Why does my10 series pbt for filament spinning need cooling during production

The cooling process plays a vital role in the production of fibers, especially in the production process of MY10 series PBT melt. This process is the key link in converting the melt into solid fibers, involving the optimization of fiber structure and performance. When the MY10 series PBT melt is ejected from the spinneret, the temperature is extremely high and in a viscous flow state. At this time, through effective cooling means, the temperature of the melt can be quickly reduced, and its viscosity gradually increases. When the viscosity reaches a certain critical value and the winding tension is not enough to continue to stretch the fiber, the fiber will reach the solidification point and complete the transformation from melt to solid fiber. If the cooling process is not timely or the cooling conditions are improper, the fiber may be affected by the drafting force before it is fully solidified, which will cause the fiber structure to be uneven, and defects such as twisting and broken wires will occur, which will seriously affect the appearance and internal quality of the fiber.

The crystallization process is closely related to cooling, and the speed and method of cooling have a direct impact on the crystallinity and performance of the fiber. In the early stage of cooling, due to the high temperature and intense molecular thermal motion, the generation of crystal nuclei is inhibited or the generated crystal nuclei are unstable. As the temperature gradually decreases, the rate of homogeneous nucleation accelerates, the viscosity of the melt increases, the activity of the chain segments decreases, and the growth rate of the crystals also slows down.
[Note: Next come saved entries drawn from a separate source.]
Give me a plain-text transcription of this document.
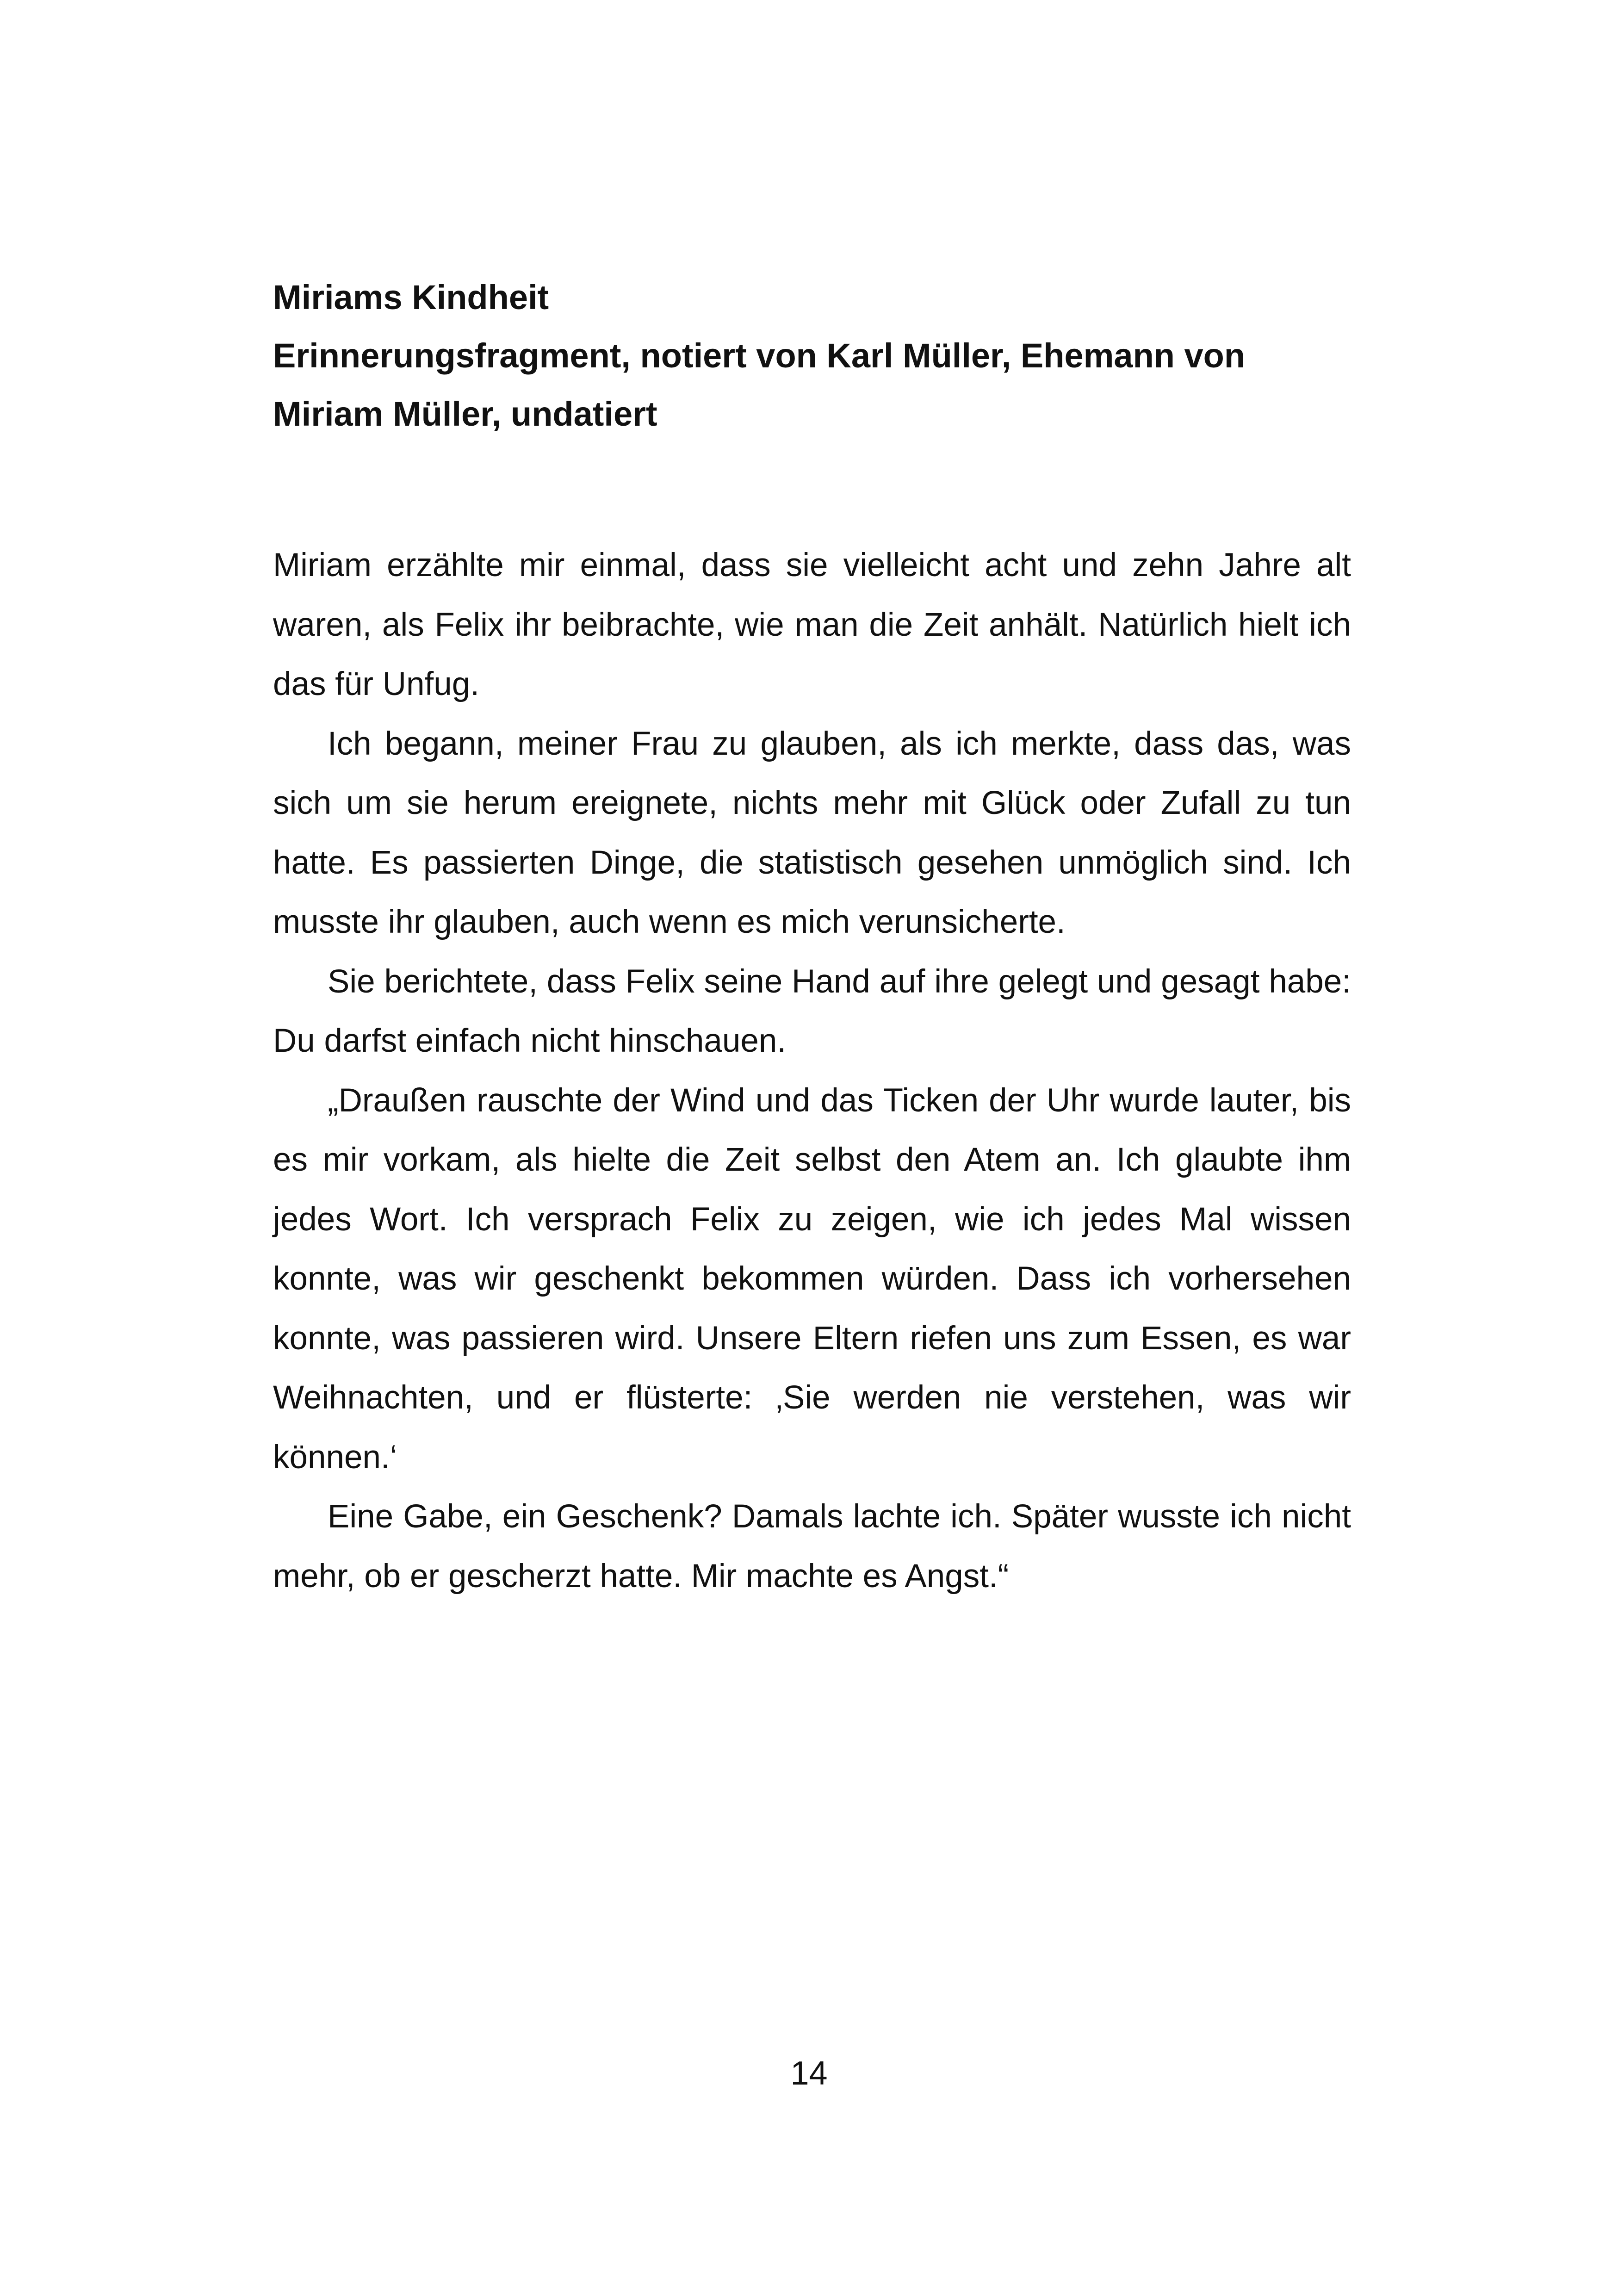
Miriams Kindheit
Erinnerungsfragment, notiert von Karl Müller, Ehemann von Miriam Müller, undatiert

Miriam erzählte mir einmal, dass sie vielleicht acht und zehn Jahre alt waren, als Felix ihr beibrachte, wie man die Zeit anhält. Natürlich hielt ich das für Unfug.

Ich begann, meiner Frau zu glauben, als ich merkte, dass das, was sich um sie herum ereignete, nichts mehr mit Glück oder Zufall zu tun hatte. Es passierten Dinge, die statistisch gesehen unmöglich sind. Ich musste ihr glauben, auch wenn es mich verunsicherte.

Sie berichtete, dass Felix seine Hand auf ihre gelegt und gesagt habe: Du darfst einfach nicht hinschauen.

„Draußen rauschte der Wind und das Ticken der Uhr wurde lauter, bis es mir vorkam, als hielte die Zeit selbst den Atem an. Ich glaubte ihm jedes Wort. Ich versprach Felix zu zeigen, wie ich jedes Mal wissen konnte, was wir geschenkt bekommen würden. Dass ich vorhersehen konnte, was passieren wird. Unsere Eltern riefen uns zum Essen, es war Weihnachten, und er flüsterte: ‚Sie werden nie verstehen, was wir können.‘

Eine Gabe, ein Geschenk? Damals lachte ich. Später wusste ich nicht mehr, ob er gescherzt hatte. Mir machte es Angst.“

14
The appropriate cooling rate can not only promote the stable generation of crystal nuclei, but also promote the orderly growth of crystals, thereby improving the crystallinity of the fiber. MY10 series PBT has a faster crystallization rate. By precisely controlling the cooling conditions, the crystal structure of the fiber can be further optimized, making it perform well in terms of strength, modulus and dimensional stability.

The cooling process also has a significant effect on the mechanical properties of the fiber. Moderate cooling can cause the molecular chains to be arranged in an orderly manner along the stress field direction during the drawing process to form an oriented structure, thereby improving the strength and toughness of the fiber. However, if the cooling is too fast, the temperature on the surface of the melt stream will drop rapidly, while the internal temperature is still high, resulting in the phenomenon of "cold skin and hot heart". This phenomenon will cause uneven stress distribution inside the fiber, increase the risk of broken wires, and make the fiber feel rough and hard. Relatively speaking, if the cooling is too slow, the fiber is prone to adhesion and entanglement during the drawing process, and it is difficult to form a uniform fiber structure, thereby reducing its mechanical properties.

In terms of improving production efficiency, a reasonable cooling solution is crucial. The layered cooling strategy uses a high temperature and low speed cooling airflow at the top layer close to the spinneret, which can effectively avoid the problem of increased viscosity and tensile stress caused by premature and rapid cooling of the melt stream, thereby ensuring smooth fiber drawing. In addition, stable cooling conditions can reduce failures and downtime during the production process, and improve equipment utilization and production efficiency.